CANÇÃO DE PROTESTO E EXÍLIO | Canta, Amigo Canta
SF | 17-09-2020 | No dossiê Canção de protesto e exílio, alguns artigos de opinião irão enriquecer o desenvolvimento do tema em perspetivas muito diferenciadas, desde a abordagem musical à narrativa de acontecimentos peculiares. Teremos ainda propostas de reflexão e de debate. Neste primeiro artigo de opinião João Carlos Callixto conduz-nos numa visita a António Macedo a partir do Erguer a Voz e Cantar.
Canta, Amigo, Canta | João Carlos Callixto
“Erguer a Voz e Cantar”, EP António Macedo, António Macedo, 1970
Uma das canções mais divulgadas dos últimos anos do Estado Novo, “Erguer a Voz e Cantar” é também muitas vezes conhecida pelos primeiros versos do refrão, “Canta, Amigo, Canta”. O seu autor, António Macedo (1946-1999), não deixou infelizmente um legado musical vasto, mas na realidade, bastaria esta canção para lhe dar o lugar merecido na História da nossa Música Popular.

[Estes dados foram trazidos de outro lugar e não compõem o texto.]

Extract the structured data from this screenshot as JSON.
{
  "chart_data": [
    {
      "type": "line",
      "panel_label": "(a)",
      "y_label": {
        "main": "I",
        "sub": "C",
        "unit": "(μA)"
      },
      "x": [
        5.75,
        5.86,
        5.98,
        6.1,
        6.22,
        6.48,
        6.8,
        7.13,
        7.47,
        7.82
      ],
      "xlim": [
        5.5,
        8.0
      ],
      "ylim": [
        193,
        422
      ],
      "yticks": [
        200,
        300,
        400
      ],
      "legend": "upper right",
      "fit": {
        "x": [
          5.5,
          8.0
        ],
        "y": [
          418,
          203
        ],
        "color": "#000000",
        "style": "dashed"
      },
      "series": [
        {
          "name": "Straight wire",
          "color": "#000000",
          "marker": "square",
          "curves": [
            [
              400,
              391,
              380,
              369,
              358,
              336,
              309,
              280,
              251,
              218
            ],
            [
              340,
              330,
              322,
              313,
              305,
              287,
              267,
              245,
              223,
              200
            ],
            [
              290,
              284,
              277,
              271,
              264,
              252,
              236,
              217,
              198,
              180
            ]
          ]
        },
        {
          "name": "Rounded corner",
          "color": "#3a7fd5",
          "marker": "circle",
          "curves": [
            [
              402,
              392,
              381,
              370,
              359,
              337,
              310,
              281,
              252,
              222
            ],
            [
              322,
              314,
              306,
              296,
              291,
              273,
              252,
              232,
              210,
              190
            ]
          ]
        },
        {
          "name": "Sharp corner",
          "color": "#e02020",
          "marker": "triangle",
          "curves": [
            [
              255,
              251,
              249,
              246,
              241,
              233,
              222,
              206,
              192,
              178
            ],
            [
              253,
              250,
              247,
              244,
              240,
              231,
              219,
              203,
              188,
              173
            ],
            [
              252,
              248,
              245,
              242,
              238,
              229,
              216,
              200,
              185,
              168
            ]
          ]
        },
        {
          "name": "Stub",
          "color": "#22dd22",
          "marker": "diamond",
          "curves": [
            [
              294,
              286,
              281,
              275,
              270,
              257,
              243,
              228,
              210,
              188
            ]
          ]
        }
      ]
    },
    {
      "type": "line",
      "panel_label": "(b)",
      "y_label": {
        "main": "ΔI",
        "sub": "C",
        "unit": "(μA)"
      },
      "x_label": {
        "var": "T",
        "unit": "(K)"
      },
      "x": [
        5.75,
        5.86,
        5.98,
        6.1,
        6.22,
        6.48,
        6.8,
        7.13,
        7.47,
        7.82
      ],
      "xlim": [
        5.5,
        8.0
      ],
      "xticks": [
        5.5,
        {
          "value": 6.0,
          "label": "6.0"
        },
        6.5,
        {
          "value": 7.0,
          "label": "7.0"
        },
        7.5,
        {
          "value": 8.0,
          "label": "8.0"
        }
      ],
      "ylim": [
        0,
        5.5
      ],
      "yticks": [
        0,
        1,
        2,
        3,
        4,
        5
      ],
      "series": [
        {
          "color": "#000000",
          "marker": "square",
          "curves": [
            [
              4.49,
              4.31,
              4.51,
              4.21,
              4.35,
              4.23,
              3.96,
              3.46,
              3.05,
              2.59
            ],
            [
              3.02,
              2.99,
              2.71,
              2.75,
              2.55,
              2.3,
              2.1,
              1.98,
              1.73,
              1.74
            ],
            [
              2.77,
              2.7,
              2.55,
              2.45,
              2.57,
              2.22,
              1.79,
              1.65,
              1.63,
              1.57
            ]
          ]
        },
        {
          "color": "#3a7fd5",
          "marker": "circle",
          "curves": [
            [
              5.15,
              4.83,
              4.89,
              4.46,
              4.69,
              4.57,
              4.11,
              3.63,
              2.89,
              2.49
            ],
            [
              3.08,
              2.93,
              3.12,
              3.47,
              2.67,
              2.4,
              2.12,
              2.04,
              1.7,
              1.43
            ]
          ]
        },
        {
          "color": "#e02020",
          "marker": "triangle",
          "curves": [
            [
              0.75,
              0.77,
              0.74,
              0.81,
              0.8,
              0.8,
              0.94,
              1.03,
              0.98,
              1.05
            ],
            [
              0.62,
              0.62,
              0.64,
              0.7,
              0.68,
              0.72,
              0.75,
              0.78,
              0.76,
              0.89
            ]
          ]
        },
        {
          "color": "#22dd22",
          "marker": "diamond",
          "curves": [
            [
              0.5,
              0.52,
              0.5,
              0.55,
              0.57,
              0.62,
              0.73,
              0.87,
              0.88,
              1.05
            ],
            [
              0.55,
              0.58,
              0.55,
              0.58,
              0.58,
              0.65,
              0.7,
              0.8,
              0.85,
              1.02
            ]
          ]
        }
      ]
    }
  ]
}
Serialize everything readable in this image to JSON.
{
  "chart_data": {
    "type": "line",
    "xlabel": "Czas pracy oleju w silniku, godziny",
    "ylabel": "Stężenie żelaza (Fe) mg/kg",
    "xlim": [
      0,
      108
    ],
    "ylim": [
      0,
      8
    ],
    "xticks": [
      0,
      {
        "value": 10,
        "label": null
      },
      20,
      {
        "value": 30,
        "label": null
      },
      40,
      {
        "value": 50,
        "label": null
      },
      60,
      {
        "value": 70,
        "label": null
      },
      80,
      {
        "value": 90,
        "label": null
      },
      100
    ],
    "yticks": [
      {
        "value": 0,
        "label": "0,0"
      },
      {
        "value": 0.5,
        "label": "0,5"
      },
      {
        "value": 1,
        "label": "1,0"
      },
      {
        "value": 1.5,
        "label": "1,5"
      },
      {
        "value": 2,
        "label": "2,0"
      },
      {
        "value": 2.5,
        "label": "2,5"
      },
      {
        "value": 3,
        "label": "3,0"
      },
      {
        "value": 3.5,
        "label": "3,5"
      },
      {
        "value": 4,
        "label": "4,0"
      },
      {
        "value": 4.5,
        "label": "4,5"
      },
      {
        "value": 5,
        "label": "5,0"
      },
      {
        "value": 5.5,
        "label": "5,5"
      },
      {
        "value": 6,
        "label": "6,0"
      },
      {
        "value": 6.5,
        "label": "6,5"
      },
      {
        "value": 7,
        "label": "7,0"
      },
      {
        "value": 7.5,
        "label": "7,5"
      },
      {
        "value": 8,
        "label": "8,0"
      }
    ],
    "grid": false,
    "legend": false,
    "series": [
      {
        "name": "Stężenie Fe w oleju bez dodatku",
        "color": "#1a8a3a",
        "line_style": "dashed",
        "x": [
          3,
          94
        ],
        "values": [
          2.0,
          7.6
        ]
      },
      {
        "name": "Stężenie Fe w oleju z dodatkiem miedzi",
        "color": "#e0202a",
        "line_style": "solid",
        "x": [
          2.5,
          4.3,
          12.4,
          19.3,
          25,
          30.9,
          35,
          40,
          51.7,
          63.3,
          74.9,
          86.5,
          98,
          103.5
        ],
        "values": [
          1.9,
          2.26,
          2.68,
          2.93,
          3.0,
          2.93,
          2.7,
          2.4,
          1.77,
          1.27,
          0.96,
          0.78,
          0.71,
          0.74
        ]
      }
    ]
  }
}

Sendo uma das memórias mais antigas que tenho, em termos musicais, terá sido porventura essa a razão para chamar ao livro que a Âncora Editora me publicou em 2014 precisamente “Canta, Amigo, Canta”, com o subtítulo “Nova Canção Portuguesa (1960-1974)”. O refrão do cantautor António Macedo adquire aqui o verdadeiro significado de inclusão, ao apelar à reunião em volta dos mesmos ideais humanistas do maior número possível de “amigos”, algo que José Afonso fez no mesmo ano de 1970 com o seu “Traz Outro Amigo Também”.
O Casamento da Menina Manuela
No caso de Macedo, não faltou no seu percurso o talento de um arranjador com soluções musicais bem distintas – falo de José Cardim Ribeiro, que depois seguiria carreira reconhecida na área da Arqueologia. Não lhe faltou também a passagem por editoras de grande destaque, como foi o caso do trabalho de estreia – único EP seu, editado em 1970 pelo selo Polydor e precisamente o disco onde se incluía “Erguer a Voz e Cantar” – e dos dois discos seguintes – ambos singles, publicados em 1972 e 1973 pela Valentim de Carvalho, com o satírico “O Casamento da Menina Manuela” a alcançar então mais popularidade. Mesmo depois do 25 de Abril, e após passagens pelo estrangeiro, Macedo voltou a publicar discos e livros de poesia, nunca se afastando, portanto, completamente das lides artístico-culturais.
Faltou um grão de sorte
O que faltou então para que o percurso do cantautor fosse mais conhecido e para que os discos que gravou não estejam ainda reunidos e disponibilizados ao grande público? Talvez a edição de um álbum, que esteve projectado para a segunda metade de 70s mas que nunca chegou a ver a luz do dia. Talvez também um grão de sorte, sempre tão necessário, para que o seu nome pudesse ir mais além do da sua famosa canção, que esteve e está nas bocas de tantos portugueses sem que a grande maioria tenha qualquer ideia sobre quem a escreveu e cantou originalmente.
Várias versões
Nos quase 50 anos entretanto decorridos, “Erguer a Voz e Cantar” conheceu várias versões, das quais destaco as gravadas pelo grupo ad-hoc Equipa, formado pouco depois do 25 de Abril (com membros como Jaime Nascimento, um dos pioneiros da guitarra eléctrica em Portugal; a cançonetista Margarida Amaral ou um muito jovem Ramón Galarza), num álbum de 1975; pela Tuna dos Voluntários de São João da Madeira, num álbum de 1983; pela cantora Dona Rosa, no álbum “Alma Livre”, de 2007, ao lado do guitarrista Tiago Oliveira (ex-Pólo Norte); pelo duo Lavoisier, num disco de 2012, primeiro de um percurso que se viria a cruzar com o histórico técnico de som José Fortes; por outro histórico, desta vez um cantor, Carlos Alberto Moniz, no álbum evocativo de Abril “Resistir de Novo”; e pelo fadista José Gonçalez, em 2015, no álbum “Até Deus Gosta de Fado”, ao lado do cantor pop FF e do grupo alentejano A Moda Mãe. Seis casos de entre os muitos que levaram esta canção a várias geografias e que continuam a fazer dela uma canção de resistência – porque só a arte que continua viva e actuante é capaz de resistir às mudanças de tempos e de vontades!